This image is the cover for the book Reciprocal Ethnography and the Power of Women's Narratives

Reciprocal Ethnography and the Power of Women's Narratives

Folklorist Elaine J. Lawless has devoted her career to ethnographic research with underserved groups in the American Midwest, including charismatic Pentecostals, clergywomen, victims of domestic violence, and displaced African Americans. She has consistently focused her research on women's speech in these contexts and has developed a new approach to ethnographic research which she calls "reciprocal ethnography," while growing a detailed corpus of work on women's narrative style and expressive speech.

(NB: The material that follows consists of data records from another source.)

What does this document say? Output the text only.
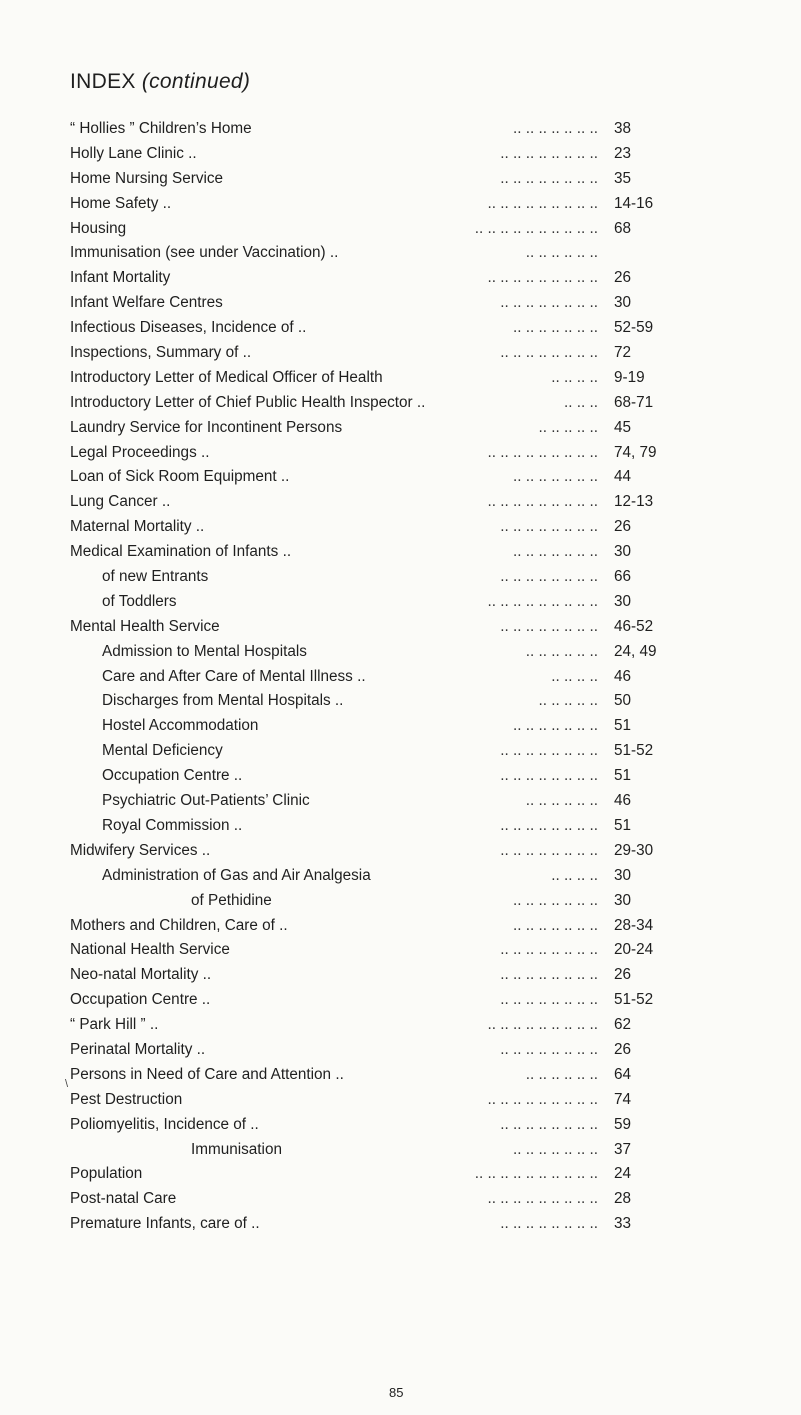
INDEX (continued)
“ Hollies ” Children’s Home	.. .. .. .. .. .. .. 38
Holly Lane Clinic ..	.. .. .. .. .. .. .. .. 23
Home Nursing Service	.. .. .. .. .. .. .. .. 35
Home Safety ..	.. .. .. .. .. .. .. .. .. 14-16
Housing	.. .. .. .. .. .. .. .. .. .. 68
Immunisation (see under Vaccination) ..	.. .. .. .. .. ..
Infant Mortality	.. .. .. .. .. .. .. .. .. 26
Infant Welfare Centres	.. .. .. .. .. .. .. .. 30
Infectious Diseases, Incidence of ..	.. .. .. .. .. .. .. 52-59
Inspections, Summary of ..	.. .. .. .. .. .. .. .. 72
Introductory Letter of Medical Officer of Health	.. .. .. .. 9-19
Introductory Letter of Chief Public Health Inspector ..	.. .. .. 68-71
Laundry Service for Incontinent Persons	.. .. .. .. .. 45
Legal Proceedings ..	.. .. .. .. .. .. .. .. .. 74, 79
Loan of Sick Room Equipment ..	.. .. .. .. .. .. .. 44
Lung Cancer ..	.. .. .. .. .. .. .. .. .. 12-13
Maternal Mortality ..	.. .. .. .. .. .. .. .. 26
Medical Examination of Infants ..	.. .. .. .. .. .. .. 30
of new Entrants	.. .. .. .. .. .. .. .. 66
of Toddlers	.. .. .. .. .. .. .. .. .. 30
Mental Health Service	.. .. .. .. .. .. .. .. 46-52
Admission to Mental Hospitals	.. .. .. .. .. .. 24, 49
Care and After Care of Mental Illness ..	.. .. .. .. 46
Discharges from Mental Hospitals ..	.. .. .. .. .. 50
Hostel Accommodation	.. .. .. .. .. .. .. 51
Mental Deficiency	.. .. .. .. .. .. .. .. 51-52
Occupation Centre ..	.. .. .. .. .. .. .. .. 51
Psychiatric Out-Patients’ Clinic	.. .. .. .. .. .. 46
Royal Commission ..	.. .. .. .. .. .. .. .. 51
Midwifery Services ..	.. .. .. .. .. .. .. .. 29-30
Administration of Gas and Air Analgesia	.. .. .. .. 30
of Pethidine	.. .. .. .. .. .. .. 30
Mothers and Children, Care of ..	.. .. .. .. .. .. .. 28-34
National Health Service	.. .. .. .. .. .. .. .. 20-24
Neo-natal Mortality ..	.. .. .. .. .. .. .. .. 26
Occupation Centre ..	.. .. .. .. .. .. .. .. 51-52
“ Park Hill ” ..	.. .. .. .. .. .. .. .. .. 62
Perinatal Mortality ..	.. .. .. .. .. .. .. .. 26
Persons in Need of Care and Attention ..	.. .. .. .. .. .. 64
Pest Destruction	.. .. .. .. .. .. .. .. .. 74
Poliomyelitis, Incidence of ..	.. .. .. .. .. .. .. .. 59
Immunisation	.. .. .. .. .. .. .. 37
Population	.. .. .. .. .. .. .. .. .. .. 24
Post-natal Care	.. .. .. .. .. .. .. .. .. 28
Premature Infants, care of ..	.. .. .. .. .. .. .. .. 33
\
85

Reciprocal ethnography is a feminist and collaborative ethnographic approach that Lawless developed as a challenge to the reflexive turn in anthropological fieldwork and research in the 1970s, which was often male-centric, ignoring the contributions by and study of women's culture. Collected here for the first time are Lawless's key articles on the topics of reciprocal ethnography and women's narrative which influenced not only folklore, but also the allied fields of anthropology, sociology, performance studies, and women's and gender studies. Lawless's methods and research continue to be critically relevant in today's global struggle for gender equality.

Elaine J. Lawless, Amy Shuman

Elaine J. Lawless is Curators' Distinguished Professor Emerita of English and Folklore Studies, Women's and Gender Studies, and Religious Studies at the University of Missouri. She is author of multiple books including The Liberation of Winifred Bryan Horner: Writer, Teacher, and Women's Rights Advocate, Women Escaping Violence: Empowerment Through Narrative, and When They Blew the Levee: Race, Politics and Community in Pinhook, Missouri.